Tijdens een diner, dat woensdagavond werd aangeboden door vice EU-voorzitter Frans Timmermans aan een colloquium van mensenrechtenspecialisten, mocht ik één van de grote politieke denkers van het ogenblik kort inleiden, Michael Ignatieff. Hij is een leidend historicus aan alle werelduniversiteiten, maar was ook een geëngageerd -weinig succesvol- Canadees politicus, en blijft bovenal een uitstekend journalist en briljant fictieschrijver.

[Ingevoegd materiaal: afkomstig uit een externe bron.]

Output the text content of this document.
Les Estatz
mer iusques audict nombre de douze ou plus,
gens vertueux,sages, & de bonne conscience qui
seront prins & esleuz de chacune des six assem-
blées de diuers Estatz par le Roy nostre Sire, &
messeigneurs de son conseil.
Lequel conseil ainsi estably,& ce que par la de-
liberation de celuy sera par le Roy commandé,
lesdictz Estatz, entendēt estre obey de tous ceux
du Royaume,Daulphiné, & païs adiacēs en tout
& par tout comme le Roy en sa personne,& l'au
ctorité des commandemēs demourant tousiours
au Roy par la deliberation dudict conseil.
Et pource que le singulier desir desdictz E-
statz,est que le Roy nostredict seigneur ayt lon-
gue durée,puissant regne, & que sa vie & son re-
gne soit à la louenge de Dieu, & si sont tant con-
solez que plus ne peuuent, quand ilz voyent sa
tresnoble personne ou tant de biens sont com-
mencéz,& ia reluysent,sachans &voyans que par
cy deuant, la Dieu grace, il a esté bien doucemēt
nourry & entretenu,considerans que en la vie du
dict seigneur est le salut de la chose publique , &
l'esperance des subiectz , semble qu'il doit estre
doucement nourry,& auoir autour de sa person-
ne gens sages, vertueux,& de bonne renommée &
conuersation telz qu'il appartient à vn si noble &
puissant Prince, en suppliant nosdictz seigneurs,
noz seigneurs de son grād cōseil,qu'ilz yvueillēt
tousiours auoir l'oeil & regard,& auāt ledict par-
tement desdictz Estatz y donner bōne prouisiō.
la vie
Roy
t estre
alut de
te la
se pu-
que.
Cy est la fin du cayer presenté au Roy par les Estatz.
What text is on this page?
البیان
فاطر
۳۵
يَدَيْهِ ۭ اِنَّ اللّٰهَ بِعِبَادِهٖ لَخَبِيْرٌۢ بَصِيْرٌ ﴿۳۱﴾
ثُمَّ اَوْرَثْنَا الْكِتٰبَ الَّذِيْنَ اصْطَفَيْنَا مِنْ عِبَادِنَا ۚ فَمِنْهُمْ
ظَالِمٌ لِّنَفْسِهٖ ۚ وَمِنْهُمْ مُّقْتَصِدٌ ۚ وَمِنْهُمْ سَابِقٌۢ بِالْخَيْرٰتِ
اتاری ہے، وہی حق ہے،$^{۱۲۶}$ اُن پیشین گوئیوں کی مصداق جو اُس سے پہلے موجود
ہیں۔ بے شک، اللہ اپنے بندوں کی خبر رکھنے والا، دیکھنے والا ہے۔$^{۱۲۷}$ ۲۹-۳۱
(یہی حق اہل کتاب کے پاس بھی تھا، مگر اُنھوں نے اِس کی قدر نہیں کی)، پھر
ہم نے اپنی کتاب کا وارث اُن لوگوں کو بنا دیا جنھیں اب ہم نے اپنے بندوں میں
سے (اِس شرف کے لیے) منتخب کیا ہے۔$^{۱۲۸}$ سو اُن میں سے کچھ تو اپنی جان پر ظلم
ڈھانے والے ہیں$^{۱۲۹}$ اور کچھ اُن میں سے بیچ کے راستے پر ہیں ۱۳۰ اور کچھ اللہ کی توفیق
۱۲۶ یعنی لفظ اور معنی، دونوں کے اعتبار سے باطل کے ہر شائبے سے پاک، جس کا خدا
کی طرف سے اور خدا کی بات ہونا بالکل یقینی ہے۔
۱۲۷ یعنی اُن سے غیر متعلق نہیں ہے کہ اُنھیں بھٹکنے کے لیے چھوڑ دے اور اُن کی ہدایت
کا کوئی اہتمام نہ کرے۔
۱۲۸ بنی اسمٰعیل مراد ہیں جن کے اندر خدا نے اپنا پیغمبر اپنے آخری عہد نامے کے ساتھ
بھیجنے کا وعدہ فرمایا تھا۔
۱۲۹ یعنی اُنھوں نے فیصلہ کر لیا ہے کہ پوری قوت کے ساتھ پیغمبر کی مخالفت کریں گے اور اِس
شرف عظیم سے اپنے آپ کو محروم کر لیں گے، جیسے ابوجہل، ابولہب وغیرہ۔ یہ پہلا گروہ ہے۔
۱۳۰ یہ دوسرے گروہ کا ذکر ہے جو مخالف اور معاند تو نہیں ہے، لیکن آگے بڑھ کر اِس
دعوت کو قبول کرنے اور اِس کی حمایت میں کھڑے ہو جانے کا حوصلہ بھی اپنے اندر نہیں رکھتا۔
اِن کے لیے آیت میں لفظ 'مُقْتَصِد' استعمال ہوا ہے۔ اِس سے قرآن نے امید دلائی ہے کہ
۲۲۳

In een twintigtal minuten schetste hij de drie grote problemen die democratische politici ondervinden in het huidige tijdsgewricht in hun worsteling met het populisme. Ten eerste, de algoritmische segregatie: dit wil zeggen dat het wel lijkt alsof alles erop aan wordt gelegd opdat democratische politici mensen die aanleunen bij de populisten niet zouden tegenkomen. Clinton werd zelden tegengesproken op haar meetings, al drukte zij misschien honderdduizenden handen. Ten tweede, en daarmee in tegenstrijd de digitale dis-inhibitie: is het niet eenvoudig aanhangers van de populisten op straat tegen te komen, des te meer lees je ze op twitter en internet. Daar zijn elke inhibitie en schaamte weggevallen. Je leert gewoon af je beledigd te voelen door je reinste gore praat. En tenslotte, de populist beschouwt een stuk van zijn politieke collega's niet als tegenstander maar als vijand. Het taalgebruik is navenant: als je een collega-kandidaat voor het presidentschap voortdurend kan toespreken met "I'll put you in jail when I'm president", begrijpt u wat ik bedoel.
We zitten er dus mee, met het populisme. Het is niet de eerste keer, het zal ook niet de laatste keer zijn. Aan ons om beginselvast stand te houden, kalm, en vooral te proberen altijd beter te doen, zodat we de aanhangers van de populisten kunnen laten zien dat we hun vertrouwen waard zijn.